ルアーの釣りって、やってるとだんだん釣り場に持ち込むルアーの構成は単純化していくものだけど、百花騒乱、ありとあらゆる工夫やペテンや個性を盛り込んだ市場にあふれるルアー達を選ぶ楽しさってのは間違いなくあるので、今日もネットの海で良さげなルアーにマウスが滑るのをヤメられない止まらないのである。
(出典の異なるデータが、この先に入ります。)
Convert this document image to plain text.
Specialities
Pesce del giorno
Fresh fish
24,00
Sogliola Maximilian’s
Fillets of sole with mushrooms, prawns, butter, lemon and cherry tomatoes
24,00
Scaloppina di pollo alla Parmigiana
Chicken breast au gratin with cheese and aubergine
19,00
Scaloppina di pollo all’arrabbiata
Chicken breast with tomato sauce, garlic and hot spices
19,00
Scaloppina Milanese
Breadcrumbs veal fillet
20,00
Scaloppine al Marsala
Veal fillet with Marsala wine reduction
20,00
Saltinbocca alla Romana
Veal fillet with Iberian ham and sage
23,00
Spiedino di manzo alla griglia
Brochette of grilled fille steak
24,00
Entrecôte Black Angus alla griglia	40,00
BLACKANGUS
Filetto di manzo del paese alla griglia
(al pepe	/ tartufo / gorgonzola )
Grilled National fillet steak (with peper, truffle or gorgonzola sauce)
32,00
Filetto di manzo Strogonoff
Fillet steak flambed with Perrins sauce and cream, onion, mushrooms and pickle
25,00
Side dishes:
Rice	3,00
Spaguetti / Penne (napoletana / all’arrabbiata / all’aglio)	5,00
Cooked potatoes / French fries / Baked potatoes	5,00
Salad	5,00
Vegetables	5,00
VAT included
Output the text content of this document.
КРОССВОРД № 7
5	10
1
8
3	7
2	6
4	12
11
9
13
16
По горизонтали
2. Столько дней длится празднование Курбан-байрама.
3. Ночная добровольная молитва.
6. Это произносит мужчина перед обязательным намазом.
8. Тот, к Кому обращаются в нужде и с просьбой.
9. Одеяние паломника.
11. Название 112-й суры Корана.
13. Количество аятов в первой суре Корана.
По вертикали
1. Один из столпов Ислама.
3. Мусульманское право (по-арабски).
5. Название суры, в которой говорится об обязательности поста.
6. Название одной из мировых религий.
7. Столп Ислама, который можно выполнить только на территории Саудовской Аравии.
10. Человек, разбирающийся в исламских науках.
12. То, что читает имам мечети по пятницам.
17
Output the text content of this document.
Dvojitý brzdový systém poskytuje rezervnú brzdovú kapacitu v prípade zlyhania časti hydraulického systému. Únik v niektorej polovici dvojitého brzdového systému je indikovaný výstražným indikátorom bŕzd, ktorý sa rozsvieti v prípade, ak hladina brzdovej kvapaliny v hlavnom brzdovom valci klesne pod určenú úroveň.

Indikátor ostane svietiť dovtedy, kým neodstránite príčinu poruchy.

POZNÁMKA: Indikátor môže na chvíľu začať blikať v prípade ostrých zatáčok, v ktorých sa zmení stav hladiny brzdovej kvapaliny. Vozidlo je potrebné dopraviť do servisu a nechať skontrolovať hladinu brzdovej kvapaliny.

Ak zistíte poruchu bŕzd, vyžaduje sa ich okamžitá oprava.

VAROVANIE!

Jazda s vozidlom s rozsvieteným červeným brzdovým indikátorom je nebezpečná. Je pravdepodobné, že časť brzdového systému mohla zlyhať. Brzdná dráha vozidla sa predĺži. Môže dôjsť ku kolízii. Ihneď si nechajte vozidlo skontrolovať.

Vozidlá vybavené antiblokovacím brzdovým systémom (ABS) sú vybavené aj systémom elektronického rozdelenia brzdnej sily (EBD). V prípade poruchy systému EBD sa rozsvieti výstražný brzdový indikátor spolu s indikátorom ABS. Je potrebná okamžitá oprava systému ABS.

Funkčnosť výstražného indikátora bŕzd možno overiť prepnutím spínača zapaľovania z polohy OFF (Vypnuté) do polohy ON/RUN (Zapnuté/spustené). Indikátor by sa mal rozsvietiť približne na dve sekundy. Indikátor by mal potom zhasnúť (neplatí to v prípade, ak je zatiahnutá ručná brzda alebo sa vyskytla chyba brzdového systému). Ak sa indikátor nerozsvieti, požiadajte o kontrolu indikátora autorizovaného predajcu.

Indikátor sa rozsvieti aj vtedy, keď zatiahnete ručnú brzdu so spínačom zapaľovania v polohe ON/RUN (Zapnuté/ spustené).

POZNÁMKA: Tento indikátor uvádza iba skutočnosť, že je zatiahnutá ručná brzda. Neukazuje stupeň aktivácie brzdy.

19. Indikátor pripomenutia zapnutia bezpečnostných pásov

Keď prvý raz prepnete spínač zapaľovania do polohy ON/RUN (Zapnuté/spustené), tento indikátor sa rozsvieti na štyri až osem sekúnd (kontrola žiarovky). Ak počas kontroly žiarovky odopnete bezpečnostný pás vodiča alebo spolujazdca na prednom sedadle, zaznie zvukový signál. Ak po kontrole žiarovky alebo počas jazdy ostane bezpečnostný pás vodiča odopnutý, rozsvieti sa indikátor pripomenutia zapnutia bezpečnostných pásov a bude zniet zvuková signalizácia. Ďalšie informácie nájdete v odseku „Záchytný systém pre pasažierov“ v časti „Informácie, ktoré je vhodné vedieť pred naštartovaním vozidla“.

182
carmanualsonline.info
アタイ病気が憎いッ!!
クランクの音に関して5年前のニゴイには参りました
返信削除木製しか効かないと思ってたら
犯人はラトルや重心移動の玉っころでしたから
根魚もシーバスも状況次第で変わってくると思います。
バングオーでラトル入りと無し両方準備してますが、
まだ結果はどーなるかわかりません。
キビレは間違いなくある方が良い感じですがシーバスはラトルトラップでも釣れた事あるからどーなるかわかりません
おはようございます
削除ラパラやニールズ、バグリーの木製軍の強さを知ってると、ラトル無しは欲しくなりますよね。
シーバスも、さんざん木製ノンラトルのフラットラップを無視してハク追い回してた個体が、ラトル有りのロングAに換えたら一発で食ってきたのが強烈に印象に残ってて、状況によりけりなんだろうなと思って、迷いが楽しみにつながってます。